Kane and Salah tore the Premier League apart last season, with the Spurs man continuing his fine form, and the Egyptian proving a lot of his doubters wrong.

But, ahead of their encounter this weekend, who is the better forward and who had the better season?

Press Association Sport have taken a closer look at the two forwards.

Kane, this season, is averaging a goal every 179 minutes, compared to 96.4 minutes across all competitions last season.

In total, since the beginning of last season, the England captain is scoring at the rate of a goal every 102.5 minutes.

Salah’s rate this season is just a goal every 169 minutes.

Last season, he scored his 44 goals at the rate of one every 93.6 minutes. Since the start of last season, his rate is a goal every 96.9 minutes.
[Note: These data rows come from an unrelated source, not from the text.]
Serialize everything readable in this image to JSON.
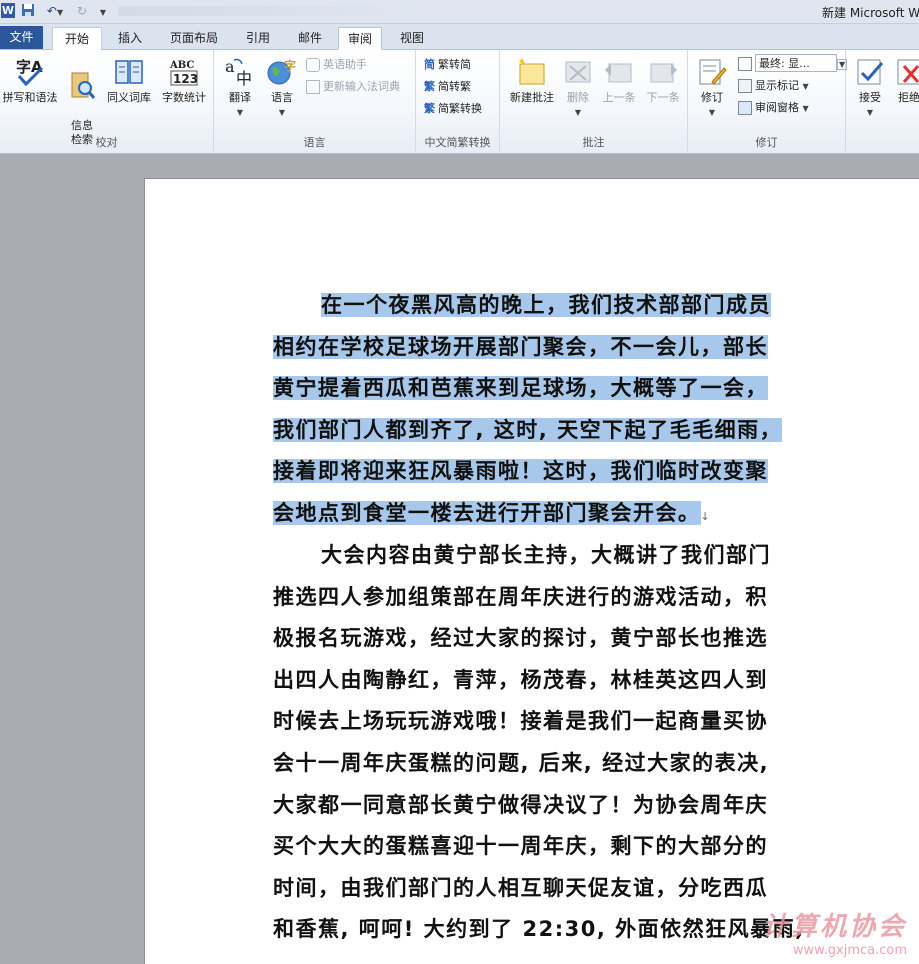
{
  "window": {
    "title": "新建 Microsoft W"
  },
  "tabs": {
    "file": "文件",
    "items": [
      "开始",
      "插入",
      "页面布局",
      "引用",
      "邮件",
      "审阅",
      "视图"
    ],
    "active_index": 5
  },
  "ribbon": {
    "proofing": {
      "label": "校对",
      "spelling": "拼写和语法",
      "research": "信息\n检索",
      "thesaurus": "同义词库",
      "wordcount": "字数统计"
    },
    "language": {
      "label": "语言",
      "translate": "翻译",
      "language": "语言",
      "english_assistant": "英语助手",
      "update_ime": "更新输入法词典"
    },
    "chinese": {
      "label": "中文简繁转换",
      "to_simplified": "繁转简",
      "to_traditional": "简转繁",
      "conversion": "简繁转换"
    },
    "comments": {
      "label": "批注",
      "new_comment": "新建批注",
      "delete": "删除",
      "previous": "上一条",
      "next": "下一条"
    },
    "tracking": {
      "label": "修订",
      "track_changes": "修订",
      "display_select": "最终: 显...",
      "show_markup": "显示标记",
      "reviewing_pane": "审阅窗格"
    },
    "changes": {
      "accept": "接受",
      "reject": "拒绝"
    }
  },
  "document": {
    "selected_lines": [
      "在一个夜黑风高的晚上，我们技术部部门成员",
      "相约在学校足球场开展部门聚会，不一会儿，部长",
      "黄宁提着西瓜和芭蕉来到足球场，大概等了一会，",
      "我们部门人都到齐了, 这时, 天空下起了毛毛细雨，",
      "接着即将迎来狂风暴雨啦！这时，我们临时改变聚",
      "会地点到食堂一楼去进行开部门聚会开会。"
    ],
    "body_lines": [
      "大会内容由黄宁部长主持，大概讲了我们部门",
      "推选四人参加组策部在周年庆进行的游戏活动，积",
      "极报名玩游戏，经过大家的探讨，黄宁部长也推选",
      "出四人由陶静红，青萍，杨茂春，林桂英这四人到",
      "时候去上场玩玩游戏哦！接着是我们一起商量买协",
      "会十一周年庆蛋糕的问题, 后来, 经过大家的表决,",
      "大家都一同意部长黄宁做得决议了！为协会周年庆",
      "买个大大的蛋糕喜迎十一周年庆，剩下的大部分的",
      "时间，由我们部门的人相互聊天促友谊，分吃西瓜",
      "和香蕉, 呵呵! 大约到了 22:30, 外面依然狂风暴雨,"
    ],
    "para_mark": "↓"
  },
  "watermark": {
    "title": "计算机协会",
    "url": "www.gxjmca.com"
  }
}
Kane finally broke his hoodoo of not scoring a Premier League goal in August with two before the end of the first month of the season: Tottenham’s third in a 3-1 win over Fulham and the other the opener in a 3-0 win at Manchester United.

That took his tally since the start of last season, in all competitions, to 43.

Salah has also scored twice in his first four Premier League matches: the opener in a 4-0 win over West Ham and a trademark strike in a tight 1-0 victory over Brighton.

Since his remarkable scoring spree began at the start of the previous campaign, the Egypt international has netted 46 goals in total.

Both players were involved in the World Cup, but have similar records so far this season, although England’s run to the semi-finals meant Kane had less recovery time than Salah, whose Egypt exited at the group stage.

Kane has started four matches and featured for 358 minutes, being substituted in the last minute twice. Last season Kane featured for a total of 3,953 minutes.

Salah has also started four times and been substituted twice, featuring for 338 minutes.

In the previous campaign, helped by Liverpool’s run to the Champions League final, the Egyptian played 4,122 minutes.